Mental healthcare in post-Ebola Sierra Leone. Vaccine preparedness in Mozambique. A major earthquake in Nepal. Waterless toilets in Ecuador. Climate change adaptation in Morocco. Nuclear security in Kazakhstan. Water and infrastructure in Lesotho. Education disparity in Mongolia. Re-examining a conflict’s origins in the Central African Republic.
These stories are years and continents apart, but they were all told by journalists who sought funding from the International Reporting Project (IRP) to make them happen.
But after two decades of supporting reporting around the world, last week IRP, where I’ve worked the past four years, announced it would close its doors this month. John Schidlovsky, IRP’s founder and director, summed up the reason in a note to alumni: “After 20 years, the year-to-year battle to raise sufficient operating funds finally caught up with us.”

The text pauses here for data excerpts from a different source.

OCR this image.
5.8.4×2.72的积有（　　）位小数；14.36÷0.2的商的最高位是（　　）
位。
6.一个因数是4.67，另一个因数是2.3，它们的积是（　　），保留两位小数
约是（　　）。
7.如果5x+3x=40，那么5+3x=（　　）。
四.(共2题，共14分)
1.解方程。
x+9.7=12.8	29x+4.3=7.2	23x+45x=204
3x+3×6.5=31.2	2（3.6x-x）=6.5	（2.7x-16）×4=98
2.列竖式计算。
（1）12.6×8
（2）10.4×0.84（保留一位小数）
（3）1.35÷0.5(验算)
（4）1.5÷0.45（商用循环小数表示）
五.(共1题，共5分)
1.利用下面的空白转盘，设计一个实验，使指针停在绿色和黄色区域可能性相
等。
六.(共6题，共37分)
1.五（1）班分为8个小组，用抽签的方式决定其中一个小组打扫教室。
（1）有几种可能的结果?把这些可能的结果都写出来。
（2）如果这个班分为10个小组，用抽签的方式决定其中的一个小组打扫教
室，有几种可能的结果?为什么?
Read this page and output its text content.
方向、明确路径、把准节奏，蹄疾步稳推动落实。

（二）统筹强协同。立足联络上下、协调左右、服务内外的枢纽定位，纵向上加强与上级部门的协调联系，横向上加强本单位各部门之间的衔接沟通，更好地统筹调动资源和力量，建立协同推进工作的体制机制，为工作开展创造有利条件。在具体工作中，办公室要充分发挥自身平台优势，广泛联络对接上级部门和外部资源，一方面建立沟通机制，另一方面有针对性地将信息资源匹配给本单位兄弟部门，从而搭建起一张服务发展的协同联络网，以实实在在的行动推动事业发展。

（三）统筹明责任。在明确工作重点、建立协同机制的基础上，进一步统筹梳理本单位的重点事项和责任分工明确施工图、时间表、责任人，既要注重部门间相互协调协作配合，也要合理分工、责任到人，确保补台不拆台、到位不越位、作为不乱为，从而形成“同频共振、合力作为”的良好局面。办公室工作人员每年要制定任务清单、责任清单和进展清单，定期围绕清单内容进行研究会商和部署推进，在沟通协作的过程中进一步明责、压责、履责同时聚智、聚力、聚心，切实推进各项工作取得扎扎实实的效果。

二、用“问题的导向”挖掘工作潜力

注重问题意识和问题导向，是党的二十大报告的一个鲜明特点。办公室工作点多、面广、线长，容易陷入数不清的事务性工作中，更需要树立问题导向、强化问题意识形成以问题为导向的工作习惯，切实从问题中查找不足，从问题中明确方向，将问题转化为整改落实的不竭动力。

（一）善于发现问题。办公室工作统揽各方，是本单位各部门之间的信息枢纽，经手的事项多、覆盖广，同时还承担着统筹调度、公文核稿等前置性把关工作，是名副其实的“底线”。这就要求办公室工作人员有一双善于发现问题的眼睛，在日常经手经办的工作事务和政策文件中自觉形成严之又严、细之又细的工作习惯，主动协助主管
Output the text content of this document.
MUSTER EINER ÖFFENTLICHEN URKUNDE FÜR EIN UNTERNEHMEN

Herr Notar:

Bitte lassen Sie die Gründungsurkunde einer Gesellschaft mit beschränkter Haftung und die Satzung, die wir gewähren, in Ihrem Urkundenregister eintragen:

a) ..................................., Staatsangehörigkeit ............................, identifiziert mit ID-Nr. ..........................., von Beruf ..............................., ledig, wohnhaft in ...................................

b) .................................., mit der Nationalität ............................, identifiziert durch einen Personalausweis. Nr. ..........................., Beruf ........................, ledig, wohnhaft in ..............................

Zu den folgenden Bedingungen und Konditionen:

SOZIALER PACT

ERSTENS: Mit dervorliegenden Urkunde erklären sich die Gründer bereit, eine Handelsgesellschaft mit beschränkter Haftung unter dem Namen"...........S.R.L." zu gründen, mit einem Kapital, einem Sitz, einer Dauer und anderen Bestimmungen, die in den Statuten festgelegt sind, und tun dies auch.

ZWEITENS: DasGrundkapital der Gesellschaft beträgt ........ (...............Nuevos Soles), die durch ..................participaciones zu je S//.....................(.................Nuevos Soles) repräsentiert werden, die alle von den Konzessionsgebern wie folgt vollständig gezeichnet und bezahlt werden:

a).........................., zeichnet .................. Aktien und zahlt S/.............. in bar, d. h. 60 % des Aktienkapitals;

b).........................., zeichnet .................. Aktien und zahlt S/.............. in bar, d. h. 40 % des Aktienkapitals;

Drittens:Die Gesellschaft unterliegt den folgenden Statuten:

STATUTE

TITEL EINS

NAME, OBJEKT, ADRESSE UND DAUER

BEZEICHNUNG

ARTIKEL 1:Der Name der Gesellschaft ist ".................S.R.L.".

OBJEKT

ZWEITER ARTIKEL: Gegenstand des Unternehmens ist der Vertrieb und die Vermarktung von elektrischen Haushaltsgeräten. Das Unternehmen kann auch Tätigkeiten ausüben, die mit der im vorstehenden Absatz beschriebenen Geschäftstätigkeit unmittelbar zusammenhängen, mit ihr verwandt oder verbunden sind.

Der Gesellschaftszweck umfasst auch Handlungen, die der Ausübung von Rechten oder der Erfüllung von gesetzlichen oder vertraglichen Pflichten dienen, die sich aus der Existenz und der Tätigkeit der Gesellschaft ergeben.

Reporting fellowships have become such an integral part of the way we cover international news that it’s easy to forget what an innovative idea it was 20 years ago. Schidlovsky was a foreign correspondent, based principally in India and China, for The Baltimore Sun in the 1980s. But as newspapers began shuttering their foreign bureaus in the ’90s, he foresaw the impending threat to international news: Africa, Asia, and Latin America, regions that were already relegated to the back pages on an average day, would recede even further from the global conversation.